As you’ll be dealing with lots of different people in your job, this means that you will need to be able to be tactful and diplomatic in order to get things moving; of course the ability to solve sort term problems and think strategically at the same time is also really important.
You’re going to have to be skilled in finance and able to use computers effectively in order to produce spreadsheets and other reports.
You’ll need to be genuinely interested in countryside matters and understand the best value way to use and develop land and buildings
A working knowledge of land use legislation is also vital.
And of course you’ll have to be able to drive and prepared to work outdoors in all sorts of weather.
What can I expect?
While standard working hours are usually 9am to 5pm, Monday to Friday, the average working week can actually work out at well over 40 hours. Surveyors are required to fit in with clients' work patterns as necessary, which may involve evening or weekend work, depending on agricultural demands. Auctions may also take place at weekends.
What about the pay?
The pay will vary from place to place and depend on the exact nature of the role but starting salaries for a Rural Practice Surveyor are likely to be in the range £22000 to £25000.

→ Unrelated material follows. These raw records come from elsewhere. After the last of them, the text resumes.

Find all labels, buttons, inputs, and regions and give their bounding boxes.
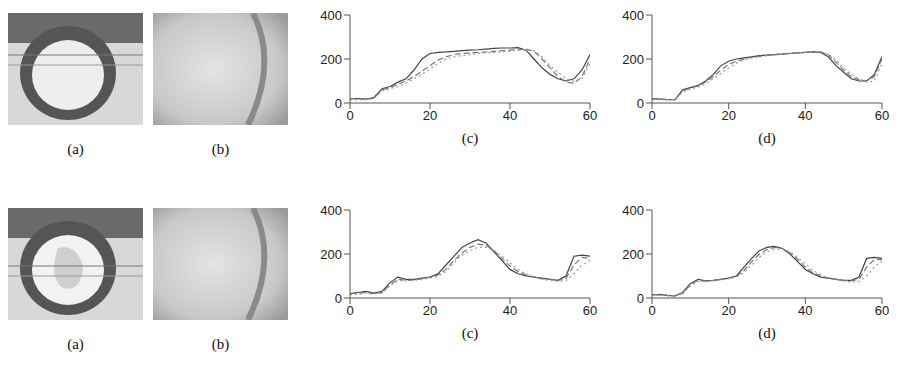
svg-text:20: 20 (721, 303, 735, 318)
svg-text:200: 200 (320, 247, 342, 262)
svg-text:40: 40 (798, 108, 812, 123)
svg-text:0: 0 (648, 303, 655, 318)
html-text:(b): (b) (211, 336, 230, 352)
svg-text:200: 200 (320, 52, 342, 67)
html-text:(a): (a) (67, 336, 84, 352)
html-text:(d): (d) (758, 130, 776, 146)
svg-text:0: 0 (335, 291, 342, 306)
svg-text:0: 0 (346, 108, 353, 123)
svg-text:40: 40 (503, 303, 517, 318)
svg-text:40: 40 (503, 108, 517, 123)
svg-text:400: 400 (622, 8, 644, 23)
svg-text:400: 400 (320, 8, 342, 23)
svg-text:400: 400 (622, 203, 644, 218)
html-text:(d): (d) (758, 325, 776, 341)
svg-text:60: 60 (875, 108, 889, 123)
svg-text:0: 0 (648, 108, 655, 123)
svg-text:20: 20 (721, 108, 735, 123)
html-text:(b): (b) (211, 141, 230, 157)
svg-text:0: 0 (335, 96, 342, 111)
svg-text:60: 60 (583, 303, 597, 318)
svg-text:200: 200 (622, 52, 644, 67)
svg-text:0: 0 (637, 96, 644, 111)
html-text:(c): (c) (461, 130, 479, 146)
svg-text:40: 40 (798, 303, 812, 318)
svg-text:200: 200 (622, 247, 644, 262)
html-text:(c): (c) (461, 325, 479, 341)
svg-text:60: 60 (583, 108, 597, 123)
svg-text:20: 20 (423, 303, 437, 318)
svg-text:400: 400 (320, 203, 342, 218)
svg-text:60: 60 (875, 303, 889, 318)
svg-text:0: 0 (637, 291, 644, 306)
html-text:(a): (a) (67, 141, 84, 157)
svg-text:0: 0 (346, 303, 353, 318)
svg-text:20: 20 (423, 108, 437, 123)
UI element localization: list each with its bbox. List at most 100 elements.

As you gain experience this can rise to between £28000 and £38000, with senior and chartered surveyors earning around £45000
You will also enjoy a contributory pension and possibly a company car as well
Please remember that these figures are intended as a guideline only
What qualifications do I need to get in?
You will very likely need a degree in a relevant subject for this role, for instance agriculture, estate management, property management, geography, and environmental studies.
You could also consider a degree accredited by the Royal Institution of Chartered Surveyors such as Quantity Surveying.
Studying an RICS accredited course shortens the length of time you have to spend in professional training, which lasts at least one year.
In order to become a Chartered Surveyor you will need to study for the Assessment of Professional Competence, while you are working.
Where would I get these qualifications?
There are many relevant courses located throughout the country which will prepare you for a career as a rural practice surveyor.
You should consider the many options available to you before making a final choice; the Royal Institution of Chartered Surveyors has a useful online course/university finder on www.ricscourses.org
What about further training?
You should continue to update your knowledge and skills throughout your career.
An effective method is working towards chartered status of the RICS above, which offers a variety of options.
There are also many post graduate courses available to the Rural Practice Surveyor and the applicability of these courses will depend on your current job role and in which direction your career is headed.
Please check the online course/university finder above for details of accredited post graduate qualifications.
These courses are typically available on a full time and part time basis so you can arrange your learning around your work.
Anything else I might need to know?
Yes, the selling of farms and estates is very different from that involved in the selling of houses – this means you’ll need a specialist qualification for this job.
If you’re interested in this job then you should consider trying to secure summer work on a farm; this will provide you with useful experience in dealing with rural people and issues.